Experimental studies on a chronic glaucoma model induced by laser irradiation of the anterior chamber angle showed that N2 was reduced more than P1 and N1 suggesting that the N2 component originated mainly from the RGC layer.¹⁸ Our results showed that the amplitudes and implicit times of all components of the mfERGs, except the implicit time of N2, were improved after TES. Thus, our data suggest that TES had beneficial effects on both the inner and outer retina after BRAO, as was reported in animal experiments, although it still has not been determined whether TES will affect the retinal thickness.¹⁷

Inomata et al demonstrated that monthly TES improved visual field defects and mfERGs in eyes with CRAO and BRAO that had >15 months interval between the onset of symptoms and the beginning of TES therapy.¹⁰ Our results showed that the mean deviation of the HFA and the components of mfERGs of longstanding cases improved, although the visual field of fresh cases did not improve. These findings were not expected, as we expected that fresh cases would improve while the longstanding cases would not improve. One possibility for this difference is that our cases may include cases whose retinal vessels re-canalized soon or whose degree of occlusion was partial, so that retinal function could still recover after the resolution of the retinal edema. However, we studied only three fresh cases and two longstanding cases in the present study. Thus, more cases are needed to confirm the difference of TES effects between fresh and longstanding cases.
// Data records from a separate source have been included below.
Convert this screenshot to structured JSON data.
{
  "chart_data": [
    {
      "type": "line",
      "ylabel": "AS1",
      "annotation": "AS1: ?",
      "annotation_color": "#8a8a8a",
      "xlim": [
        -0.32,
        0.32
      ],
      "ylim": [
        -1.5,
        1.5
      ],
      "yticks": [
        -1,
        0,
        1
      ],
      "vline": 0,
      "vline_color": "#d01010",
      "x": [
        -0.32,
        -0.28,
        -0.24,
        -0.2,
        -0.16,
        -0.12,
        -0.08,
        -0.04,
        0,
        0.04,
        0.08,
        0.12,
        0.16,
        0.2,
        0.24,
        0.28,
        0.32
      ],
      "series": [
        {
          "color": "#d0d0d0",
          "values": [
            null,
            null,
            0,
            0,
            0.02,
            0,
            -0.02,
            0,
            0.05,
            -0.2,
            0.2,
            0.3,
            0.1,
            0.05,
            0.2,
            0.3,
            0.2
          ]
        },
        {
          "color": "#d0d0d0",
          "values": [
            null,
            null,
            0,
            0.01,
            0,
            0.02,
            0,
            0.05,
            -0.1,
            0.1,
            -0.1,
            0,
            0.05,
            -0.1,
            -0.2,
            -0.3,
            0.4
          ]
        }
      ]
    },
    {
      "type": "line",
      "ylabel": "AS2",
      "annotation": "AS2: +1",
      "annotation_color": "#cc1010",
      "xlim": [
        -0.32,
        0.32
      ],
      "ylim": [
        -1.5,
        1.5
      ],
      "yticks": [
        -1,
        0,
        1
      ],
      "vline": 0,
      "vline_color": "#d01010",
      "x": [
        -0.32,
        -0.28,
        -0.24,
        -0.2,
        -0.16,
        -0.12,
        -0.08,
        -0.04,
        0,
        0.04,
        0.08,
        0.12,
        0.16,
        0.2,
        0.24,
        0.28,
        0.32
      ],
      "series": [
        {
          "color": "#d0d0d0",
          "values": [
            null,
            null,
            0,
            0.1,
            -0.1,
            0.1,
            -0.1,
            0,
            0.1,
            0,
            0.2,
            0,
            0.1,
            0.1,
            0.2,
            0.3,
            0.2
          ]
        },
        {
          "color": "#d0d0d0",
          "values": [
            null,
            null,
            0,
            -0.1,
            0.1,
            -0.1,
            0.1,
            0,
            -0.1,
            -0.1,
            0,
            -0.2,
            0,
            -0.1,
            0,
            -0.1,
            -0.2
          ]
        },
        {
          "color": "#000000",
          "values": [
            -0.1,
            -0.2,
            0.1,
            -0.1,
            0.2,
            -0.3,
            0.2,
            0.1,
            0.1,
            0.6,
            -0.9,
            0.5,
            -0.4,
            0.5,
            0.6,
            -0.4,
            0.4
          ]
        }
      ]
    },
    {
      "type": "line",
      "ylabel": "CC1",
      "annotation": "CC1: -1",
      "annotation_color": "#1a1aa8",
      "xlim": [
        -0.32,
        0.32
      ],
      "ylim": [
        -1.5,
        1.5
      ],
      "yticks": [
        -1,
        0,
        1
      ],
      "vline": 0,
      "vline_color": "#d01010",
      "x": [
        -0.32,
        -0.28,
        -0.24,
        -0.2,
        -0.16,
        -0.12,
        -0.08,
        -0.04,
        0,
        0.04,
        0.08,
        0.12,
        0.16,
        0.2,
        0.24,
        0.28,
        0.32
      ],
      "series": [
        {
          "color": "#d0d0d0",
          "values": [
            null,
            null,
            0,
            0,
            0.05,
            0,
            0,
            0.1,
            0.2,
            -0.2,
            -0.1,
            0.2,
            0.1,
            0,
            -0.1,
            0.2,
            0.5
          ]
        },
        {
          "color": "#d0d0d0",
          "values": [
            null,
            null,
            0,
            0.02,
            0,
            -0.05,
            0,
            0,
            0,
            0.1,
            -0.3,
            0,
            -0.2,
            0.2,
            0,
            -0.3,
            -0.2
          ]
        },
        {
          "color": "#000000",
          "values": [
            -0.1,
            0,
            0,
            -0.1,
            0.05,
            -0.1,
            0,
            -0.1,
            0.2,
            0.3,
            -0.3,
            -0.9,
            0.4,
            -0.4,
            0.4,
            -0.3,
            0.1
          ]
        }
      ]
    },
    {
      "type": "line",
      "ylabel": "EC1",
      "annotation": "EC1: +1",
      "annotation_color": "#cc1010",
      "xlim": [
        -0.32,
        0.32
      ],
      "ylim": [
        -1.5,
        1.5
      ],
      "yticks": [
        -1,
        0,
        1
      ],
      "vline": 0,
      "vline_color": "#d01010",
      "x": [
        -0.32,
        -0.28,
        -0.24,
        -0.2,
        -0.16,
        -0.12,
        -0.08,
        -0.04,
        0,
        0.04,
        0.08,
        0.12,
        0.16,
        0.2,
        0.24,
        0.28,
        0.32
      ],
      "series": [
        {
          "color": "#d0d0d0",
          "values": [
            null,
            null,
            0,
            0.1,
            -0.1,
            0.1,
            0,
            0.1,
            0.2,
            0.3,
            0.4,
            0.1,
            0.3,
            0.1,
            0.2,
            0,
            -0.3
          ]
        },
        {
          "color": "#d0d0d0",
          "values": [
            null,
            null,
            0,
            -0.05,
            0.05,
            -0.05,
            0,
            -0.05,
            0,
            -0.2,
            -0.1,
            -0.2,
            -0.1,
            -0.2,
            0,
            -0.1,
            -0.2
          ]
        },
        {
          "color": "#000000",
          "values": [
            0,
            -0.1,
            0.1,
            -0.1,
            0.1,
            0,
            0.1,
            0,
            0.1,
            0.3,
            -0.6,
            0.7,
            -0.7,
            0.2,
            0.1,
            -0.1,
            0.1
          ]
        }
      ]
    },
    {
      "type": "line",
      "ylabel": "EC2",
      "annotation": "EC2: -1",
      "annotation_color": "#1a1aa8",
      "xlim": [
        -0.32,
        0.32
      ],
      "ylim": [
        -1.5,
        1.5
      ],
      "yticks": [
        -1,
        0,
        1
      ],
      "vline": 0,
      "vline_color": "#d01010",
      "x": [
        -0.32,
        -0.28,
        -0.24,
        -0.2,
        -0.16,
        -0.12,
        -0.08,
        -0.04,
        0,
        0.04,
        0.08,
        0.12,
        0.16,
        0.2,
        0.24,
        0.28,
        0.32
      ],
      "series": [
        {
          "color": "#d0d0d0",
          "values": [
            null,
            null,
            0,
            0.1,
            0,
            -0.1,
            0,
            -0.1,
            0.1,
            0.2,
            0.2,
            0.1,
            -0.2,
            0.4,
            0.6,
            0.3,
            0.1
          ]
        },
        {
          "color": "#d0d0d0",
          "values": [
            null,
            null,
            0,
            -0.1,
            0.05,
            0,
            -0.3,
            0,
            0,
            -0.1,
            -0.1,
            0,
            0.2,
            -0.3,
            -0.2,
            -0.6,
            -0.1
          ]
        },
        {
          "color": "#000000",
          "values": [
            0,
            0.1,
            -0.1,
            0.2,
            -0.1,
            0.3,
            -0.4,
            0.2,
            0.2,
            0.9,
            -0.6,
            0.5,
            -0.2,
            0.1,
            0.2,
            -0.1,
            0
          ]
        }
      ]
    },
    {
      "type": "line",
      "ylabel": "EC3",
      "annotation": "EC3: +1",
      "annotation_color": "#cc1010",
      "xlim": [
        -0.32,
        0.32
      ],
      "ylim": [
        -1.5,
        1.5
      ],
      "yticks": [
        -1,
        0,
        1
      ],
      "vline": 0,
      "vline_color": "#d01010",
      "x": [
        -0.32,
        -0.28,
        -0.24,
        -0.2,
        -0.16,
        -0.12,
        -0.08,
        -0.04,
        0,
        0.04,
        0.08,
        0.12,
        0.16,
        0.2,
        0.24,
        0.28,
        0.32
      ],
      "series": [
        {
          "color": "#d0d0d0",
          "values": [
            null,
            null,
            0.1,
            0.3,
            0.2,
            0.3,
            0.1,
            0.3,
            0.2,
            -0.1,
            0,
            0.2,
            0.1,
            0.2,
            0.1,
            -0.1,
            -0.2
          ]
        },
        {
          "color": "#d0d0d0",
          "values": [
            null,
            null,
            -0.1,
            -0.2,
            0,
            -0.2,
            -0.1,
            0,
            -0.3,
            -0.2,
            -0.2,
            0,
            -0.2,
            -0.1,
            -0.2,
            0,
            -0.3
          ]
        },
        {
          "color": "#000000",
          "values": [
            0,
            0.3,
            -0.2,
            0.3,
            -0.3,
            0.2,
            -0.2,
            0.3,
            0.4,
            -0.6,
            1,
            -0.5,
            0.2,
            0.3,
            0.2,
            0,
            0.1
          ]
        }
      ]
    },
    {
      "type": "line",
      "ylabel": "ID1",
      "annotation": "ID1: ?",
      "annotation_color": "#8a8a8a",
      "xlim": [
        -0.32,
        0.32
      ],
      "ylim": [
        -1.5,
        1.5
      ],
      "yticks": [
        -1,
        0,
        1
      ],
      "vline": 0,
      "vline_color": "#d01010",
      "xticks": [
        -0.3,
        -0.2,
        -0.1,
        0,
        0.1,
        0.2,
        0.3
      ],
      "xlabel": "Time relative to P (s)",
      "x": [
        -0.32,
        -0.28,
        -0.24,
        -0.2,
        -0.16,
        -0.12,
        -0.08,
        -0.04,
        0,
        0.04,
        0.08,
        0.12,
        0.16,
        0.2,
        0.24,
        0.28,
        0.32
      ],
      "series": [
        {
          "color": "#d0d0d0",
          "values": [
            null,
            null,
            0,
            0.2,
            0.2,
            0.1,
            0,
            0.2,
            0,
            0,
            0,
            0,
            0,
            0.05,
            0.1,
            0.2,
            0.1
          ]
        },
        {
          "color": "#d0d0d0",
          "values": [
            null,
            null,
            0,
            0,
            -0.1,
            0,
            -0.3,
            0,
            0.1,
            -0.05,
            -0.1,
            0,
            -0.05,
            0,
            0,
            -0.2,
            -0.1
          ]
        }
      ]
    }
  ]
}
It has been reported that TES increases the chorioretinal blood flow in normal individuals, which may contribute to the improvement of visual function in cases with BRAO.¹³ The exact mechanism of how TES improves retinal function still remains undetermined, and further investigations are needed to determine whether TES preserves the retinal thickness after arterial occlusion. It must also be determined whether TES affects fresh and longstanding cases with RAOs differently.

Acknowledgements

We thank Professor Duco Hamasaki, Bascom Palmer Eye Institute, University of Miami School of Medicine, for editing this manuscript.

Disclosure

The authors declare that they have no conflict of interest.